Pra não fugir à regra, meu carnaval teve um começo turbulento e tudo indicava que seria uma porcaria. Felizmente a maré de zica ficou na Europa mesmo. Como a história é um pouco extensa dividirei o post em dois.
Parte I
Na quinta-feira antes do carnaval fui à Santos buscar meu carro e aproveitei pra trabalhar de lá mesmo. Dei uma fuçada na minha agenda de mulheres-lanchinho que topariam um filminho em casa (como vocês sabem, um eufemismo para sexo). Encontrei aquela garota que não sabe cuidar da geladeira e vi ali uma boa oportunidade para me “vingar” do fora que ela tinha me dado no carnaval passado. Bom, os amassos começaram no sofá (meus pais tinham ido viajar), não vou entrar em todos os detalhes, mas a primeira decepção veio quando fui masturbá-la. Como ela estava deitada de costas sobre mim, fui masturbá-la indo por trás quando me deparei com um monte de pêlo no fio-o-fó (apesar da frente estar bem feita e em tirinha). Porra, custa muito quando for na depilação pedir que joguem cera lá atrás também? Você pode não liberar a passagem, mas a casa tem que estar em ordem.
Bom, tirando isso até que a transa foi indo bem até tocar meu celular. Era meu chefe avisando que precisava de uns relatórios naquela madrugada, pois tinha uma reunião sexta de manhã para apresentá-los. Nisso o “meninão” já estava borrachudo, ai aproveitei o momento para ligar para o restante dos funcionários da agência e fazer uma força-tarefa para elaborá-lo. Achando que conseguiria tempo pra uma rapidinha, retomei os amassos e o ato em si. Ai começou um festival de ligações. Chegou um momento em que eu não parava mais, falava com estagiário e dava uma bombada na garota, quando era meu chefe eu pedia pra ela vir por cima e assim me poupar esforço. Apesar de toda essa maluquice consegui finalizar o ato, dispensar a garota e ir trabalhar. Eu e minha equipe finalizamos o trabalho cerca de 4 horas da manhã, o que fatalmente comprometeria minha primeira noite de carnaval, pois pegaria 15 horas de estrada devido a uma barreira que caiu na cidade de Palhoça.
Cheguei em Laguna – SC ao meio-dia de sábado praticamente sem dormir a 1 dia. Meus amigos decidiram comprar umas bebidas no supermercado local. Irritado, sujo e com sono tomei um baque ao me deparar com um bando de cariocas faço-jiu-jitsu-e-tenho-um-pitbull que ficaram extasiados ao ver pela primeira vez na sua vida um Red Bull a R$ 5,00. A cada 3 segundos soltavam um “Coé, coé” e uns “Merrrrrmão…5 reaissssssss..demorô..demorô”. E para piorar, eles estavam hospedados no mesmo hotel que eu.

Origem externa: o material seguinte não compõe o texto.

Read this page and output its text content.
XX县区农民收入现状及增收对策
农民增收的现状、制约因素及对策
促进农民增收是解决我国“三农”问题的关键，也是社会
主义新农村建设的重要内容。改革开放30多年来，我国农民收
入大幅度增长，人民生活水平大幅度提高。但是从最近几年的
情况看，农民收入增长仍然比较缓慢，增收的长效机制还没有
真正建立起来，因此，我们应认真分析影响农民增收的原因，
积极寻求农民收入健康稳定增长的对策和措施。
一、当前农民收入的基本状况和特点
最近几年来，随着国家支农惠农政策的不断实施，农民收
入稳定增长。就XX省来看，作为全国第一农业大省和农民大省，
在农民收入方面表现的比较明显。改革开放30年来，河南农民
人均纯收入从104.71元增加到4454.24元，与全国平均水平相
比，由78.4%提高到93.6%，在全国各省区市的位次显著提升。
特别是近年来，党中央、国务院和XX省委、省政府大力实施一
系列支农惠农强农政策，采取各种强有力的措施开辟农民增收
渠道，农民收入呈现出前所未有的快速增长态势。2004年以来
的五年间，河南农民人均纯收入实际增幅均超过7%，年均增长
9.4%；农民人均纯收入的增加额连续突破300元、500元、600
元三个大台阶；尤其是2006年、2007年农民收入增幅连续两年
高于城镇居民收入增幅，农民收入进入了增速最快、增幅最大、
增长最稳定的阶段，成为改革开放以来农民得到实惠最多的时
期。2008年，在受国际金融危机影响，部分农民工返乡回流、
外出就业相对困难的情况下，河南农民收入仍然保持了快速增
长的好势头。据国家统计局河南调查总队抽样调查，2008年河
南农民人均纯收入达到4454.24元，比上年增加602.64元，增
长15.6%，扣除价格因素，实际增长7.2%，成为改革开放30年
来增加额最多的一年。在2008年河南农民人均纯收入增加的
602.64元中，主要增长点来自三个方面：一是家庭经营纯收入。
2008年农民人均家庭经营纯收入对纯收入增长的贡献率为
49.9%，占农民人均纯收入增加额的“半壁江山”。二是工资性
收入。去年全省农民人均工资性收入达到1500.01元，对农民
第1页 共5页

Com essa maré de sorte meu carnaval começou. E para deixar meu sábado mais animado ainda encontrei no meio do bloco uma ex-colega de faculdade mala pra cacete (daquelas que sempre levantam a mão pra fazer um comentário desnecessário e puxa-saco ao professor). Derrotado pelo cansaço físico e psicológico acabei indo para o hotel dormir e me recuperar para o domingão. Ai minha sorte passou a mudar.